Learning to serve the greater good…in prison
There’s probably no other place or institution in the culture (like a prison) where you meet such a plethora of difference, creed-wise, race-wise, religion-wise. It’s all there and it’s for you to interact with regardless of your skin color or your tax bracket or your geography. For me to connect with all of that has been very formative, and extremely constructive spiritually.

It’s like the collective unconscious has thrown all these people in prison as a way to not have to deal with suffering. I’m not romantic about it. I’m not saying that we don’t need prisons, I just think there’s a way to do it—and our current approach isn’t it. I am aware that there’s a certain amount of denial, a good amount of underbelly and shadow that we don’t have to look at as a society if we just lock people away. To begin to interact with that is very completing too, in an odd way.

To ask what can we learn together, how can there be healing—and to avoid judgment—has created a deep sense of community, one that lights up that projected shadow, but this time from the inside.

Anytime we have visitors, they’re sort of stunned that this much authenticity can happen inside a prison because it’s hard to even experience it on the outside. Sometimes visitors are overcome, not because they’re so touched by a prisoners’ work, but because their own stuff comes up as a result of witnessing the prisoners do this deep work.

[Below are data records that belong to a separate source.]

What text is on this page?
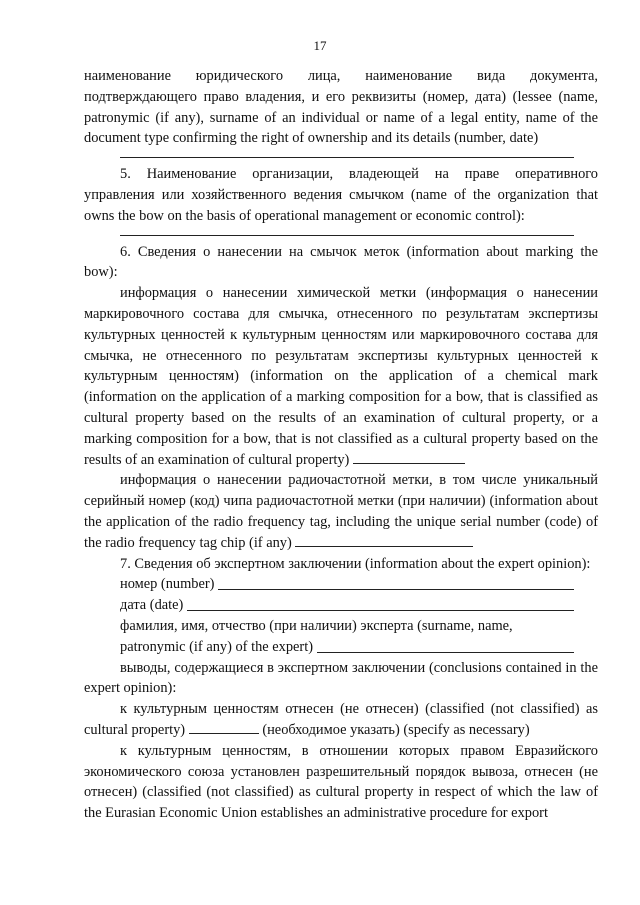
17

наименование юридического лица, наименование вида документа, подтверждающего право владения, и его реквизиты (номер, дата) (lessee (name, patronymic (if any), surname of an individual or name of a legal entity, name of the document type confirming the right of ownership and its details (number, date)

5. Наименование организации, владеющей на праве оперативного управления или хозяйственного ведения смычком (name of the organization that owns the bow on the basis of operational management or economic control):

6. Сведения о нанесении на смычок меток (information about marking the bow):

информация о нанесении химической метки (информация о нанесении маркировочного состава для смычка, отнесенного по результатам экспертизы культурных ценностей к культурным ценностям или маркировочного состава для смычка, не отнесенного по результатам экспертизы культурных ценностей к культурным ценностям) (information on the application of a chemical mark (information on the application of a marking composition for a bow, that is classified as cultural property based on the results of an examination of cultural property, or a marking composition for a bow, that is not classified as a cultural property based on the results of an examination of cultural property)

информация о нанесении радиочастотной метки, в том числе уникальный серийный номер (код) чипа радиочастотной метки (при наличии) (information about the application of the radio frequency tag, including the unique serial number (code) of the radio frequency tag chip (if any)

7. Сведения об экспертном заключении (information about the expert opinion):

номер (number)
дата (date)

фамилия, имя, отчество (при наличии) эксперта (surname, name,

patronymic (if any) of the expert)

выводы, содержащиеся в экспертном заключении (conclusions contained in the expert opinion):

к культурным ценностям отнесен (не отнесен) (classified (not classified) as cultural property)	(необходимое указать) (specify as necessary)

к культурным ценностям, в отношении которых правом Евразийского экономического союза установлен разрешительный порядок вывоза, отнесен (не отнесен) (classified (not classified) as cultural property in respect of which the law of the Eurasian Economic Union establishes an administrative procedure for export
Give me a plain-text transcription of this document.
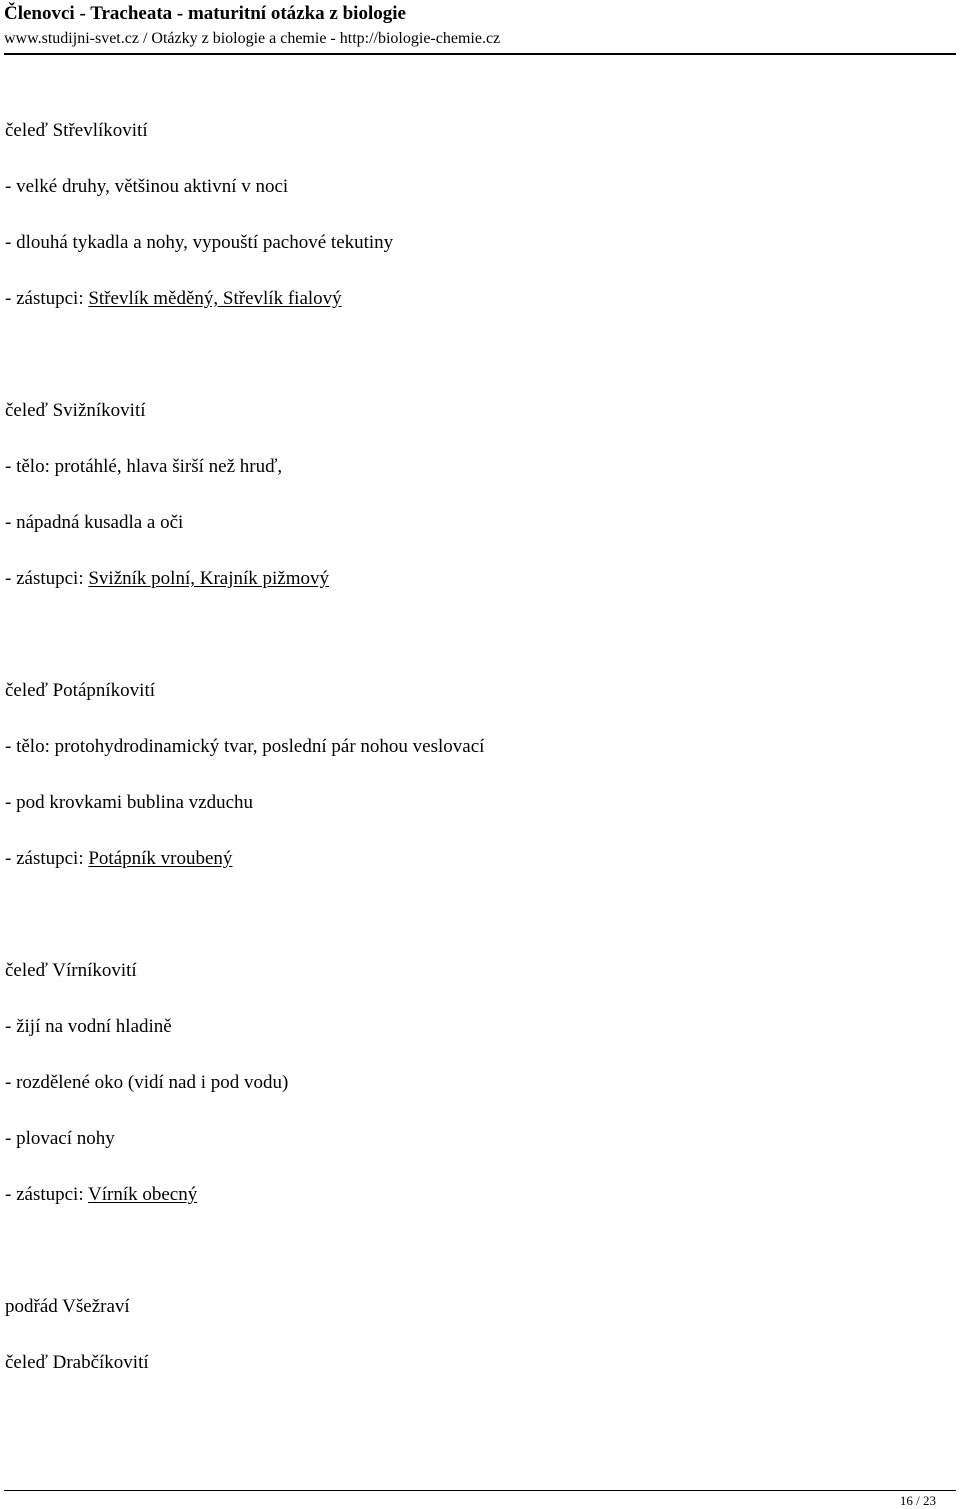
Členovci - Tracheata - maturitní otázka z biologie
www.studijni-svet.cz / Otázky z biologie a chemie - http://biologie-chemie.cz
čeleď Střevlíkovití
- velké druhy, většinou aktivní v noci
- dlouhá tykadla a nohy, vypouští pachové tekutiny
- zástupci: Střevlík měděný, Střevlík fialový
čeleď Svižníkovití
- tělo: protáhlé, hlava širší než hruď,
- nápadná kusadla a oči
- zástupci: Svižník polní, Krajník pižmový
čeleď Potápníkovití
- tělo: protohydrodinamický tvar, poslední pár nohou veslovací
- pod krovkami bublina vzduchu
- zástupci: Potápník vroubený
čeleď Vírníkovití
- žijí na vodní hladině
- rozdělené oko (vidí nad i pod vodu)
- plovací nohy
- zástupci: Vírník obecný
podřád Všežraví
čeleď Drabčíkovití
16 / 23
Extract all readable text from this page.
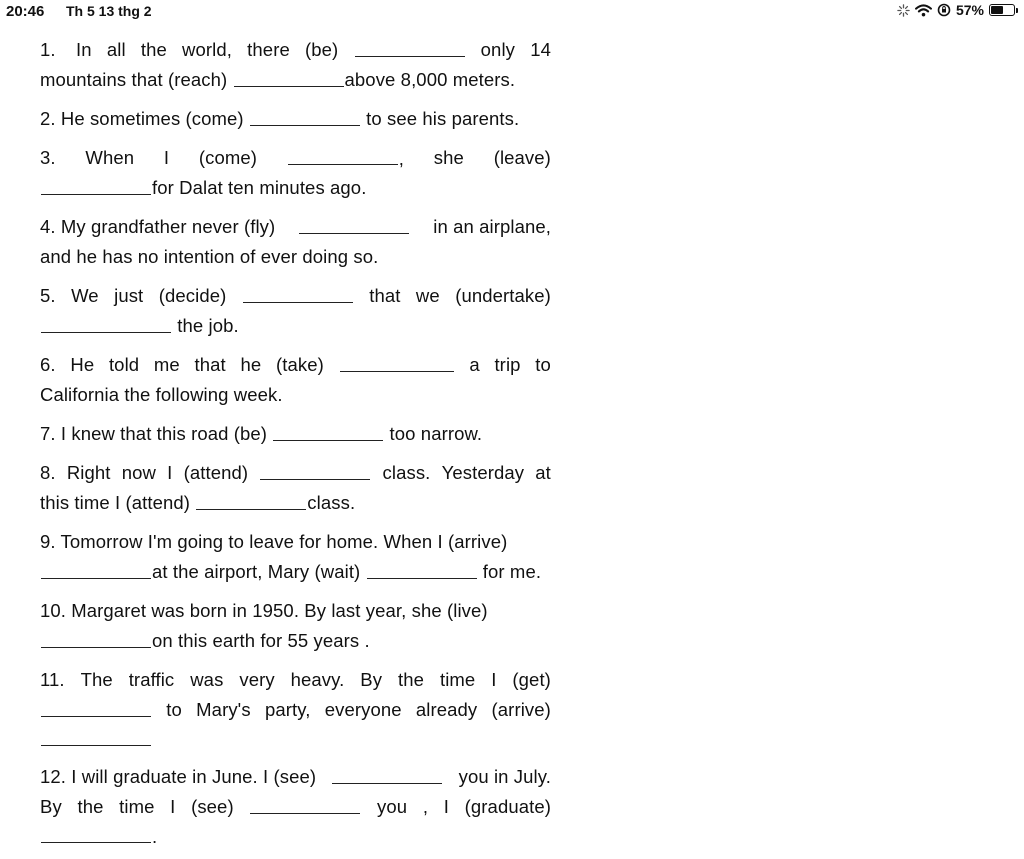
20:46 Th 5 13 thg 2	57%
1. In all the world, there (be)	only 14
mountains that (reach)	above 8,000 meters.
2. He sometimes (come)	to see his parents.
3. When I (come)	, she (leave)
for Dalat ten minutes ago.
4. My grandfather never (fly)	in an airplane,
and he has no intention of ever doing so.
5. We just (decide)	that we (undertake)
the job.
6. He told me that he (take)	a trip to
California the following week.
7. I knew that this road (be)	too narrow.
8. Right now I (attend)	class. Yesterday at
this time I (attend)	class.
9. Tomorrow I'm going to leave for home. When I (arrive)
at the airport, Mary (wait)	for me.
10. Margaret was born in 1950. By last year, she (live)
on this earth for 55 years .
11. The traffic was very heavy. By the time I (get)
to Mary's party, everyone already (arrive)
12. I will graduate in June. I (see)	you in July.
By the time I (see)	you , I (graduate)
.
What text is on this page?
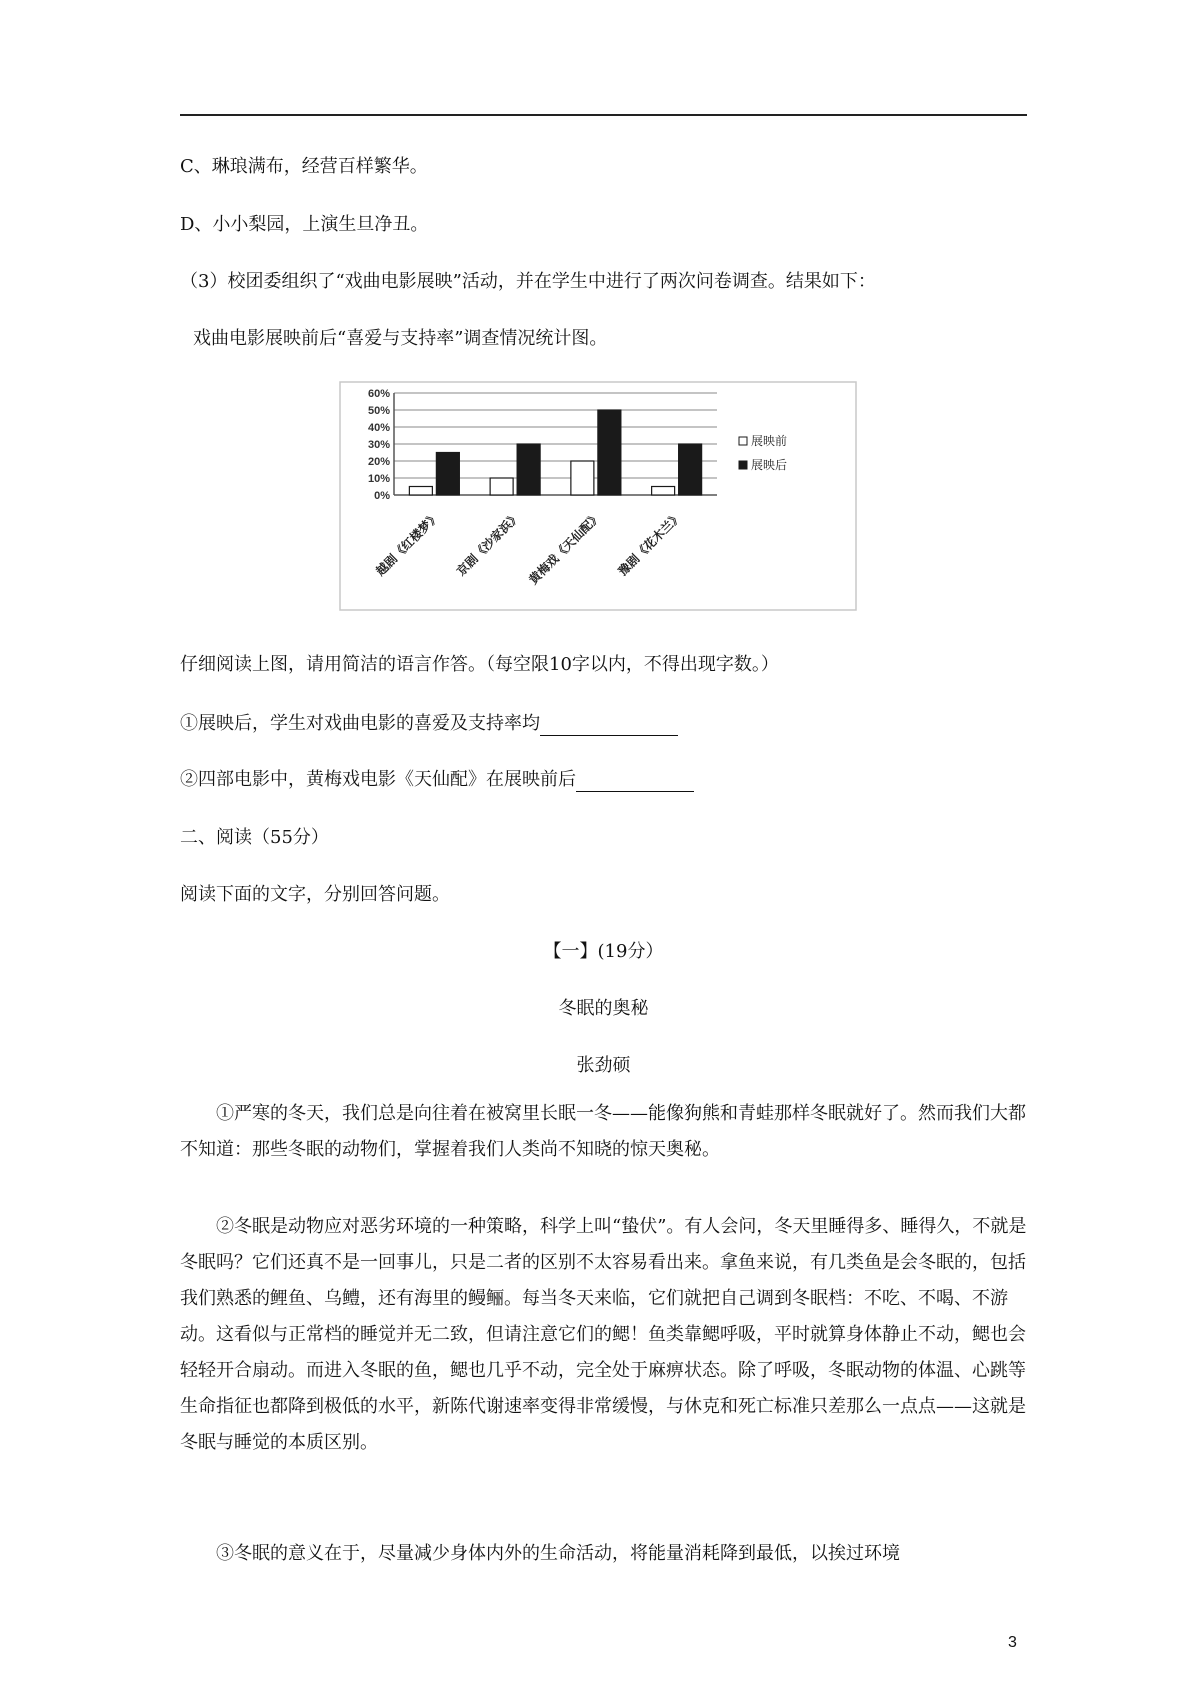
C、琳琅满布，经营百样繁华。
D、小小梨园，上演生旦净丑。
（3）校团委组织了“戏曲电影展映”活动，并在学生中进行了两次问卷调查。结果如下：
戏曲电影展映前后“喜爱与支持率”调查情况统计图。
0%
10%
20%
30%
40%
50%
60%
越剧《红楼梦》 京剧《沙家浜》 黄梅戏《天仙配》 豫剧《花木兰》
展映前
展映后
仔细阅读上图，请用简洁的语言作答。（每空限10字以内，不得出现字数。）
①展映后，学生对戏曲电影的喜爱及支持率均
②四部电影中，黄梅戏电影《天仙配》在展映前后
二、阅读（55分）
阅读下面的文字，分别回答问题。
【一】(19分）
冬眠的奥秘
张劲硕
①严寒的冬天，我们总是向往着在被窝里长眠一冬——能像狗熊和青蛙那样冬眠就好了。然而我们大都不知道：那些冬眠的动物们，掌握着我们人类尚不知晓的惊天奥秘。
②冬眠是动物应对恶劣环境的一种策略，科学上叫“蛰伏”。有人会问，冬天里睡得多、睡得久，不就是冬眠吗？它们还真不是一回事儿，只是二者的区别不太容易看出来。拿鱼来说，有几类鱼是会冬眠的，包括我们熟悉的鲤鱼、乌鳢，还有海里的鳗鲡。每当冬天来临，它们就把自己调到冬眠档：不吃、不喝、不游动。这看似与正常档的睡觉并无二致，但请注意它们的鳃！鱼类靠鳃呼吸，平时就算身体静止不动，鳃也会轻轻开合扇动。而进入冬眠的鱼，鳃也几乎不动，完全处于麻痹状态。除了呼吸，冬眠动物的体温、心跳等生命指征也都降到极低的水平，新陈代谢速率变得非常缓慢，与休克和死亡标准只差那么一点点——这就是冬眠与睡觉的本质区别。
③冬眠的意义在于，尽量减少身体内外的生命活动，将能量消耗降到最低，以挨过环境
3
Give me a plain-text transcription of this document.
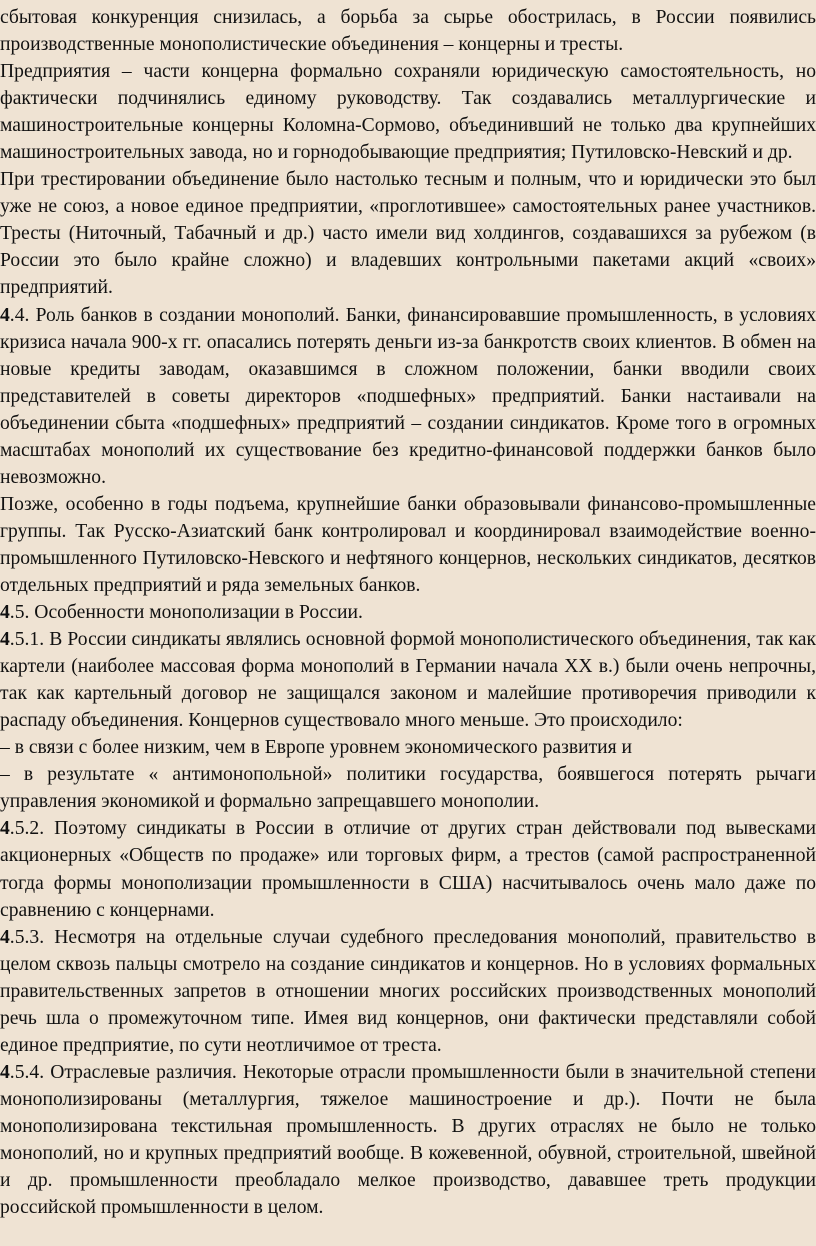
сбытовая конкуренция снизилась, а борьба за сырье обострилась, в России появились производственные монополистические объединения – концерны и тресты.

Предприятия – части концерна формально сохраняли юридическую самостоятельность, но фактически подчинялись единому руководству. Так создавались металлургические и машиностроительные концерны Коломна-Сормово, объединивший не только два крупнейших машиностроительных завода, но и горнодобывающие предприятия; Путиловско-Невский и др.

При трестировании объединение было настолько тесным и полным, что и юридически это был уже не союз, а новое единое предприятии, «проглотившее» самостоятельных ранее участников. Тресты (Ниточный, Табачный и др.) часто имели вид холдингов, создавашихся за рубежом (в России это было крайне сложно) и владевших контрольными пакетами акций «своих» предприятий.

4.4. Роль банков в создании монополий. Банки, финансировавшие промышленность, в условиях кризиса начала 900-х гг. опасались потерять деньги из-за банкротств своих клиентов. В обмен на новые кредиты заводам, оказавшимся в сложном положении, банки вводили своих представителей в советы директоров «подшефных» предприятий. Банки настаивали на объединении сбыта «подшефных» предприятий – создании синдикатов. Кроме того в огромных масштабах монополий их существование без кредитно-финансовой поддержки банков было невозможно.

Позже, особенно в годы подъема, крупнейшие банки образовывали финансово-промышленные группы. Так Русско-Азиатский банк контролировал и координировал взаимодействие военно-промышленного Путиловско-Невского и нефтяного концернов, нескольких синдикатов, десятков отдельных предприятий и ряда земельных банков.

4.5. Особенности монополизации в России.

4.5.1. В России синдикаты являлись основной формой монополистического объединения, так как картели (наиболее массовая форма монополий в Германии начала XX в.) были очень непрочны, так как картельный договор не защищался законом и малейшие противоречия приводили к распаду объединения. Концернов существовало много меньше. Это происходило:

– в связи с более низким, чем в Европе уровнем экономического развития и

– в результате « антимонопольной» политики государства, боявшегося потерять рычаги управления экономикой и формально запрещавшего монополии.

4.5.2. Поэтому синдикаты в России в отличие от других стран действовали под вывесками акционерных «Обществ по продаже» или торговых фирм, а трестов (самой распространенной тогда формы монополизации промышленности в США) насчитывалось очень мало даже по сравнению с концернами.

4.5.3. Несмотря на отдельные случаи судебного преследования монополий, правительство в целом сквозь пальцы смотрело на создание синдикатов и концернов. Но в условиях формальных правительственных запретов в отношении многих российских производственных монополий речь шла о промежуточном типе. Имея вид концернов, они фактически представляли собой единое предприятие, по сути неотличимое от треста.

4.5.4. Отраслевые различия. Некоторые отрасли промышленности были в значительной степени монополизированы (металлургия, тяжелое машиностроение и др.). Почти не была монополизирована текстильная промышленность. В других отраслях не было не только монополий, но и крупных предприятий вообще. В кожевенной, обувной, строительной, швейной и др. промышленности преобладало мелкое производство, дававшее треть продукции российской промышленности в целом.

Basically a group of men who felt they were misfits have learned how to sit in a circle, how to be truthful together, and let the healing come from that. We have learned how to be present for each other and how to serve the greater good together—that’s all. We have succeeded in doing this in one of the more unlikely places to do so. In 19 years of working inside, I have witnessed unspeakable suffering by victims and prisoners. Yet we’ve also learned how being transparent guides us and what becomes possible when we actually serve that process with an open heart. It allows us to overcome the limits of belonging to enemy gangs, different races, and religious backgrounds. It allows us to be human together. This practice has different names and takes on many guises. I don’t use the word love a lot to describe the way we practice being present together because it’s so loaded, but there are also times when there’s nothing else to call it. 

As founder and director of “Insight-Out,“ organizer of initiatives for prisoners and challenged youth that seek to transform violence and suffering into opportunities for learning and healing, Jacques Verduin and his work have been a great inspiration to us.